Objectives: Abdominal pain in chronic pancreatitis (CP) may be visceral or nonvisceral in origin. Differential nerve block (DNB) distinguishes visceral from nonvisceral pain. Endoscopic ultrasound and other imaging tests (eg, computed tomography and magnetic resonance cholangiopancreatography) are used to diagnose and stage CP. However, it is not known whether structural changes predict the presence of visceral pain, which may better respond to endoscopic, surgical, or visceral nerve interventions. We investigated the correlation of pancreatic structural abnormalities evident on imaging tests with the presence of visceral pain on DNB.

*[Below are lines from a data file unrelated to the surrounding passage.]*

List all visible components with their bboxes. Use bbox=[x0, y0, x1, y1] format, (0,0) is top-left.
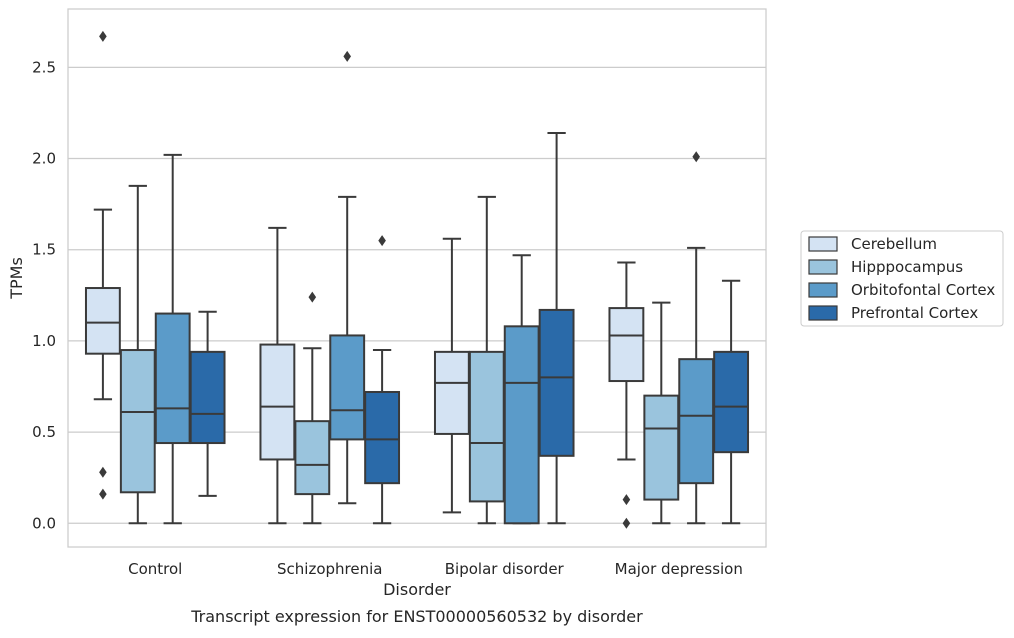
box-iqr bbox=[678, 358, 715, 485]
legend-label: Hipppocampus bbox=[851, 258, 963, 276]
outlier-point bbox=[99, 488, 107, 500]
x-tick-label: Major depression bbox=[615, 560, 743, 578]
box-cerebellum bbox=[259, 226, 296, 525]
outlier-point bbox=[378, 235, 386, 247]
y-tick-label: 0.5 bbox=[32, 423, 56, 441]
box-iqr bbox=[119, 349, 156, 494]
y-tick-labels: 0.0 0.5 1.0 1.5 2.0 2.5 bbox=[32, 58, 56, 532]
box-iqr bbox=[503, 325, 540, 525]
outlier-point bbox=[99, 466, 107, 478]
box-cerebellum bbox=[84, 30, 121, 500]
box-iqr bbox=[189, 350, 226, 445]
box-orbitofontal-cortex bbox=[329, 50, 366, 505]
box-iqr bbox=[294, 420, 331, 496]
x-axis-title: Disorder bbox=[383, 580, 451, 599]
x-tick-labels: Control Schizophrenia Bipolar disorder Majo… bbox=[128, 560, 743, 578]
outlier-point bbox=[308, 291, 317, 303]
legend-swatch bbox=[808, 259, 838, 275]
box-iqr bbox=[538, 308, 575, 457]
figure-caption: Transcript expression for ENST0000056053… bbox=[190, 607, 643, 626]
box-iqr bbox=[329, 334, 366, 441]
box-orbitofontal-cortex bbox=[503, 254, 540, 525]
legend: Cerebellum Hipppocampus Orbitofontal Corte… bbox=[800, 230, 1004, 327]
legend-swatch bbox=[808, 305, 838, 321]
y-tick-label: 2.5 bbox=[32, 58, 56, 76]
outlier-point bbox=[99, 30, 107, 42]
legend-label: Cerebellum bbox=[851, 235, 937, 253]
legend-frame bbox=[800, 230, 1004, 327]
box-iqr bbox=[259, 343, 296, 461]
box-hipppocampus bbox=[294, 291, 331, 525]
outlier-point bbox=[343, 50, 351, 62]
y-axis-title: TPMs bbox=[7, 257, 26, 300]
box-cerebellum bbox=[433, 237, 470, 514]
legend-label: Prefrontal Cortex bbox=[851, 304, 978, 322]
box-prefrontal-cortex bbox=[189, 310, 226, 497]
box-prefrontal-cortex bbox=[538, 132, 575, 525]
box-orbitofontal-cortex bbox=[678, 151, 715, 525]
legend-swatch bbox=[808, 236, 838, 252]
legend-label: Orbitofontal Cortex bbox=[851, 281, 995, 299]
outlier-point bbox=[622, 517, 631, 529]
box-hipppocampus bbox=[468, 195, 505, 525]
box-cerebellum bbox=[608, 261, 645, 529]
box-iqr bbox=[364, 390, 401, 485]
box-iqr bbox=[84, 287, 121, 355]
box-hipppocampus bbox=[643, 301, 680, 525]
box-iqr bbox=[643, 394, 680, 501]
x-tick-label: Schizophrenia bbox=[277, 560, 382, 578]
box-hipppocampus bbox=[119, 184, 156, 525]
box-groups bbox=[84, 30, 750, 529]
y-tick-label: 1.0 bbox=[32, 332, 56, 350]
outlier-point bbox=[622, 494, 631, 506]
box-iqr bbox=[154, 312, 191, 445]
x-tick-label: Control bbox=[128, 560, 182, 578]
box-orbitofontal-cortex bbox=[154, 153, 191, 525]
y-tick-label: 0.0 bbox=[32, 514, 56, 532]
x-tick-label: Bipolar disorder bbox=[445, 560, 565, 578]
plot-frame bbox=[67, 8, 767, 548]
y-tick-label: 1.5 bbox=[32, 241, 56, 259]
box-iqr bbox=[468, 350, 505, 503]
legend-swatch bbox=[808, 282, 838, 298]
box-iqr bbox=[713, 350, 750, 454]
outlier-point bbox=[692, 151, 700, 163]
y-tick-label: 2.0 bbox=[32, 150, 56, 168]
box-prefrontal-cortex bbox=[713, 279, 750, 525]
box-iqr bbox=[608, 307, 645, 383]
box-iqr bbox=[433, 350, 470, 435]
box-prefrontal-cortex bbox=[364, 235, 401, 525]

Methods: A retrospective study was performed. Our DNB database was queried for patients who underwent imaging testing for evaluation of upper abdominal pain. The patients were classified into 3 groups based on structural severity: (1) normal pancreatic imaging, (2) mild CP, and (3) severe CP. The rates of visceral pain in the 3 groups were compared using a χ² test.
Results: Fifty-four patients were included. There was no significant difference in rates of visceral pain based on structural severity: 48% in normal, 60% in mild CP, 67% in severe CP (χ², P = 0.484).
Conclusions: The severity of structural changes of CP found on imaging tests does not predict the presence of visceral pain.